8 years ago
#673 Quote

Normally, LASR uses the typical 30 FPS that normal webcams provide, and that works just fine with regular laser training aids. There is no need for anything higher. Accurately and reliably detecting laser impacts from recoil laser training aides is a different story. The mechanical movement of recoil laser training aids causes the laser to move very quickly after the shot, creating a large dash, or the laser emitter is just set to a very short duration to avoid creating a dash.



A regular webcam, when used with a recoil devices, will do one or both of the following:

1.) Not detect the majority of impacts, 
because the impact is too short of a duration, and the webcam cannot see them.
2.) Not detect impacts accurately, because the dash is too large and too fast, and the webcam cannot see where they first appeared. These are signifigant and unpredictable inaccuracies that cannot be ignored, compensated for, or predicted.
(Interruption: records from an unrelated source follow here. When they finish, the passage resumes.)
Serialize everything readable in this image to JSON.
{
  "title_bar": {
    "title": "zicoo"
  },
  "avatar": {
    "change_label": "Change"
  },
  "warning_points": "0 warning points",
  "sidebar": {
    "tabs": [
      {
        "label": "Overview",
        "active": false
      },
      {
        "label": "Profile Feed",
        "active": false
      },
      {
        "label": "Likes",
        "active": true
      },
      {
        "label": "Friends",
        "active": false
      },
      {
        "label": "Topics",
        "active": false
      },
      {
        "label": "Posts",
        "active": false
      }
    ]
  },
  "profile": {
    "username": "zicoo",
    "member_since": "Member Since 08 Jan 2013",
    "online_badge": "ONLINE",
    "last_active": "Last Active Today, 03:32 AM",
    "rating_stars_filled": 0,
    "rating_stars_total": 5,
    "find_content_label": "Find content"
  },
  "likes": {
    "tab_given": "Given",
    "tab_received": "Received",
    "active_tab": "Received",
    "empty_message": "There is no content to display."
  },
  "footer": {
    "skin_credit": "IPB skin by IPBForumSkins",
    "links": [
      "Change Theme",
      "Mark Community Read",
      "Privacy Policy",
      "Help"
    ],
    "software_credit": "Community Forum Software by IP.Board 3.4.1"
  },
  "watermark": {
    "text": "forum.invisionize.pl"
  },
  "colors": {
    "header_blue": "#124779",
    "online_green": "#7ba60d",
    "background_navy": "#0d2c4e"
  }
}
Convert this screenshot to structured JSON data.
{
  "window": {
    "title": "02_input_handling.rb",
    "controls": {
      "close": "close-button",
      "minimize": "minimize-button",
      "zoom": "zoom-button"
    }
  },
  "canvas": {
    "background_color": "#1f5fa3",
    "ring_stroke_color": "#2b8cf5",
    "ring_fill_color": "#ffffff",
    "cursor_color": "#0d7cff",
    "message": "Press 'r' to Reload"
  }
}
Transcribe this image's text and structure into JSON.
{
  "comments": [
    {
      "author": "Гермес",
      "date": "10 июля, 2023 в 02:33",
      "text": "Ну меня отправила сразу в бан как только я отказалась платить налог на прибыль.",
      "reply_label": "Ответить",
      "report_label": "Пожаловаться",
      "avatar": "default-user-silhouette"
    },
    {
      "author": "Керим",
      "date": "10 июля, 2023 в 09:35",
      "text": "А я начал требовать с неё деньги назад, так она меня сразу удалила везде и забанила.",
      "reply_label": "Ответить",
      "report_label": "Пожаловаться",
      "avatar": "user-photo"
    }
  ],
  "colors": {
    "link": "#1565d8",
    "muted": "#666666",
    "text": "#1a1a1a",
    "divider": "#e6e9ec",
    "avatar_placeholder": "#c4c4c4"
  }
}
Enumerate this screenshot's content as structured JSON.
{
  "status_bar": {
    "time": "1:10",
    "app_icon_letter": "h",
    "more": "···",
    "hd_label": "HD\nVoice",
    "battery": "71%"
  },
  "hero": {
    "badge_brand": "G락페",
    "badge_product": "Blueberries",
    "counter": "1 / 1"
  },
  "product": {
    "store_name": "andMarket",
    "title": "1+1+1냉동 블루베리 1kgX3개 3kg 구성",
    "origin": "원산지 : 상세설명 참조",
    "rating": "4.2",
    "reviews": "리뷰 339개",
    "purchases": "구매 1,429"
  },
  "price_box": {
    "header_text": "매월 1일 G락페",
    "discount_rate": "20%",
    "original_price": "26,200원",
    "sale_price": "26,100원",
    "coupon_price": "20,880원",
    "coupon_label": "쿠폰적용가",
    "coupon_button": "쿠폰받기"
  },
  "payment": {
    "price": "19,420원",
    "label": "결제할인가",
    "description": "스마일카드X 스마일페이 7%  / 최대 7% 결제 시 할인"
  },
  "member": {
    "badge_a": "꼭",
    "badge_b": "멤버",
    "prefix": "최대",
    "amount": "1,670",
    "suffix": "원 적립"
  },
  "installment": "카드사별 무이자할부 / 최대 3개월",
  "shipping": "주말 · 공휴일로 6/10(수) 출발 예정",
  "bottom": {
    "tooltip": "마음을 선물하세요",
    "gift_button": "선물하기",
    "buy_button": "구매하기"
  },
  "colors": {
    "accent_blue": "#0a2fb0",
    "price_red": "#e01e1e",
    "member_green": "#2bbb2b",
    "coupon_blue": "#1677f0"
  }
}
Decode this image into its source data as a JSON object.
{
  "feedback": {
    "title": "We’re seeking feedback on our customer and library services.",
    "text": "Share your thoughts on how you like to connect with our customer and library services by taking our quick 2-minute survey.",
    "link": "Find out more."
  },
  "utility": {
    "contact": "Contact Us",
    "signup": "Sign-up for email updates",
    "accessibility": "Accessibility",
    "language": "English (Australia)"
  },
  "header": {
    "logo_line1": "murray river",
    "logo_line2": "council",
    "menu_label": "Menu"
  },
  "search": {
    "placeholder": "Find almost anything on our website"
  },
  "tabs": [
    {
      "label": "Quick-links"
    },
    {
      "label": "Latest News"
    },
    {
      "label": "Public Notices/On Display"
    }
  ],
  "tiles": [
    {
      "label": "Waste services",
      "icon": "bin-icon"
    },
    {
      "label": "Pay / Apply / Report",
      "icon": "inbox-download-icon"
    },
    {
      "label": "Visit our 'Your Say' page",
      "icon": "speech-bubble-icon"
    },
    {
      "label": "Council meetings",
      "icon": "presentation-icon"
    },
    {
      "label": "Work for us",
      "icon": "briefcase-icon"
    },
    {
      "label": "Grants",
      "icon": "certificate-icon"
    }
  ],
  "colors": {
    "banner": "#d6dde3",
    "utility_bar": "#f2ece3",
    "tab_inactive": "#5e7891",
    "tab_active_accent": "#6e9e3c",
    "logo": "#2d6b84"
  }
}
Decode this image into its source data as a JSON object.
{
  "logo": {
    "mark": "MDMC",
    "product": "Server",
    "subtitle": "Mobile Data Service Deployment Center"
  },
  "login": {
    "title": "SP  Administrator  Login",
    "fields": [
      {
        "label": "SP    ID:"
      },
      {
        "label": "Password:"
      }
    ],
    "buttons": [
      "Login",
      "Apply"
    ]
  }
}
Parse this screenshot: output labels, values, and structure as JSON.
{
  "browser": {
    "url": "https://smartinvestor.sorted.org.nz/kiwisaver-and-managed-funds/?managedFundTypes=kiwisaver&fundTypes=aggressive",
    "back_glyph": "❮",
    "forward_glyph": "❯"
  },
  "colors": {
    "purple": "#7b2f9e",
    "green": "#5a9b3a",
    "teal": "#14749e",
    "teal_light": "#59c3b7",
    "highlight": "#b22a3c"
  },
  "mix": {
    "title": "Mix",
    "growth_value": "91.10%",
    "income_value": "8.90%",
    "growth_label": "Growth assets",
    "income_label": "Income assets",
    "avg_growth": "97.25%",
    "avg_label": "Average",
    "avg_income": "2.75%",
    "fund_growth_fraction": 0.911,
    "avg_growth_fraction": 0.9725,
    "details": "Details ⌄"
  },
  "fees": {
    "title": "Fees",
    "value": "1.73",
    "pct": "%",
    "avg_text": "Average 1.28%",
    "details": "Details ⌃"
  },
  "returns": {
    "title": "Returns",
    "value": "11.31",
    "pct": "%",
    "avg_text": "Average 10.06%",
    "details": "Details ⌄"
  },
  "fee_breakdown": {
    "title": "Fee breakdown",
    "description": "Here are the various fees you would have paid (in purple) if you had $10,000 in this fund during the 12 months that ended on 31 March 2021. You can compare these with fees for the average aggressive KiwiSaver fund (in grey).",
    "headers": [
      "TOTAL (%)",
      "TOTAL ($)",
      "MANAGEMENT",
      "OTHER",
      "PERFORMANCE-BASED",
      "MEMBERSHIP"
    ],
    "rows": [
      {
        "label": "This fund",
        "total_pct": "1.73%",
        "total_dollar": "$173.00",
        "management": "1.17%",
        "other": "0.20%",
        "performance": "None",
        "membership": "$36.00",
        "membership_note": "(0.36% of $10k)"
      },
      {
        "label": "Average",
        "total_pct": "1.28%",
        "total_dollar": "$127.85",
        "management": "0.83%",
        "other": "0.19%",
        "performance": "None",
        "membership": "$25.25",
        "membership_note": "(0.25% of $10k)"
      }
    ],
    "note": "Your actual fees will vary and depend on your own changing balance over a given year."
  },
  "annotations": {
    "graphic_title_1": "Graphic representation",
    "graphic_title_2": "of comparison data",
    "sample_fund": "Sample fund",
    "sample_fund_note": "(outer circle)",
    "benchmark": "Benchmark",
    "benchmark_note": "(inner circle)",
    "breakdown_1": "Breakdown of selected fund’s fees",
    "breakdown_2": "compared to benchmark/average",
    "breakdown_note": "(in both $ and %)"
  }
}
The LASR Advanced Camera allows LASR to run at extremely high frame rates, much faster than a regular webcam (or any type of camera) can do. This higher frame rate means that LASR is recieving many more "pictures per second" of your targets and the laser impacts than normal, and can use that data to accurately and reliably detect laser impacts from recoil laser training aids.

The Advanced Camera, when used with recoil training aids, also changes a number of background functions in LASR, and modifies our shot detection methods to provide the best performance with this very high frame rate.

Funny story: We actually wanted to make a video to help explain this, but we can't, because our video equipment maxes out at 30 FPS, meaning it can't show you why either.